Okay, calling it a “vacation” is definitely overkill.

Due to circumstances, some beyond our control, our vacation comes down to this: A long weekend next week.

(my wife teaches so has worked damn near every day this summer. She gives finals on Wednesday next week. So we were gonna go Wednesday and come back Sunday, since my kids start school on Monday, the sixteenth. But guess what? “Meet the teacher” night is on Thursday, and given various issues with my son, we think this is rather important to getting him Started on the Right Foot and all, so we’re gonna be at the Meet and Greet Thursday night)

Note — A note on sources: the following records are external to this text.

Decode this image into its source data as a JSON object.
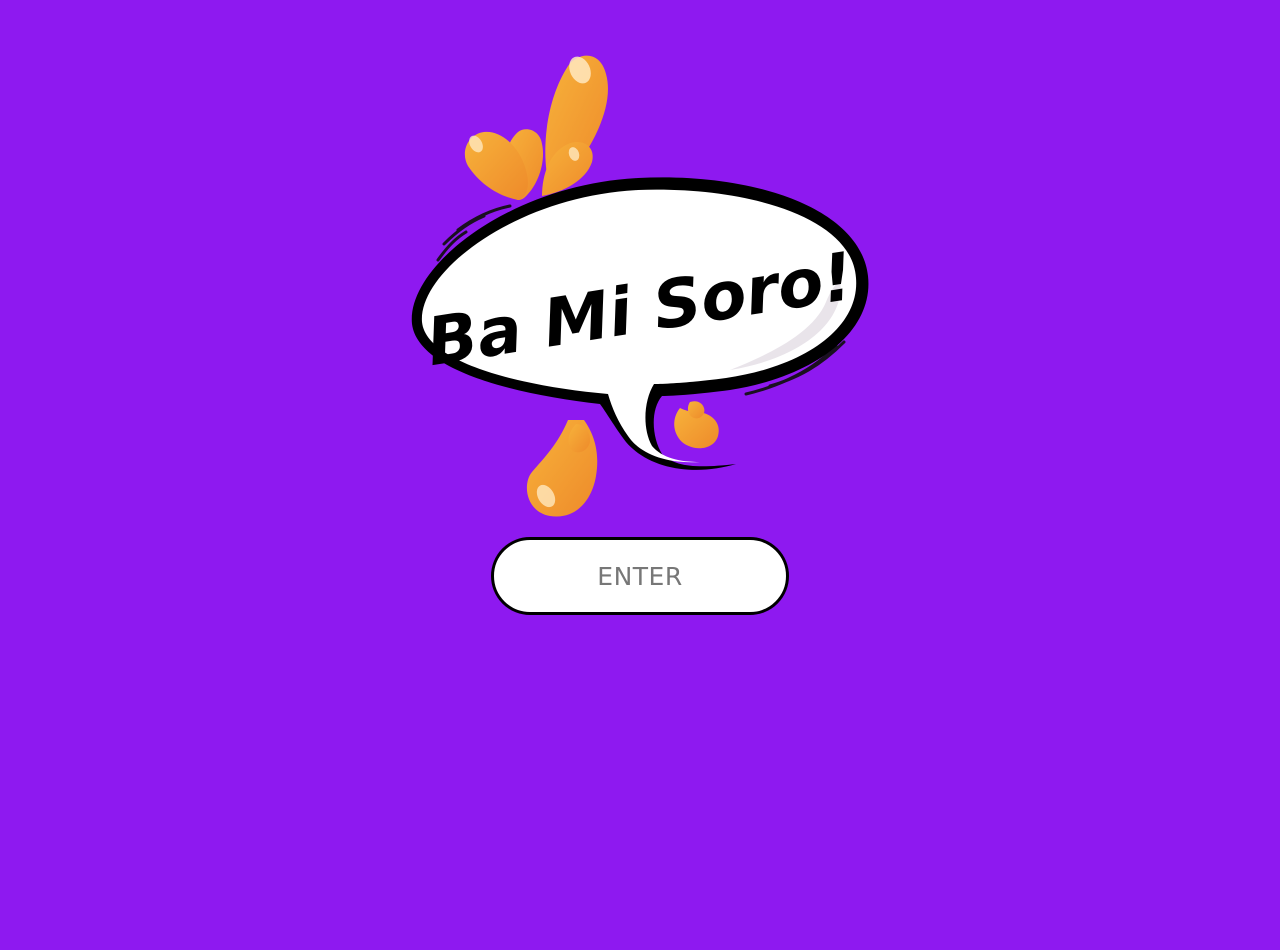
{
  "page": {
    "background_color": "#8e19f0"
  },
  "logo": {
    "text": "Ba Mi Soro!",
    "splash_color": "#f39a2c",
    "bubble_fill": "#ffffff",
    "bubble_outline": "#000000"
  },
  "enter_button": {
    "label": "ENTER",
    "fill": "#ffffff",
    "border": "#000000",
    "text_color": "#777777"
  }
}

Here’s one dilemma: Do we drive down Thursday night for a late arrival at the hotel/condo thing? Hopefully before midnite. That way we’re like there and all and get all day Friday, all day Saturday, and then come back Sunday so we have a chance to freak out get rested before school starts.

And who decided that practically any room on the coast has to be $200 a night? Who? See, going down Thursday night is gonna be $200 plus tax. So me, the cheap bastard accountant, would say something like “Why don’t we just sleep at home on Thursday and then get up early Friday to go, spend some time on the beach, and then check in to the room at nap time.” This will promptly get me labeled an Ogre and a Cheap Bastard Ogre at that. But I can’t help it, we aren’t just swimming in cash and $200 plus tax is a lot of money that we could use for, say, new shoes for the boys before school starts.

However, not only am I a Cheap Bastard at heart, I’m also really, really trying to be the Accommodating Cheap Bastard that Loves His Wife, so if she says she wants to go Thursday, by god that’s what we’re gonna do. Its only money.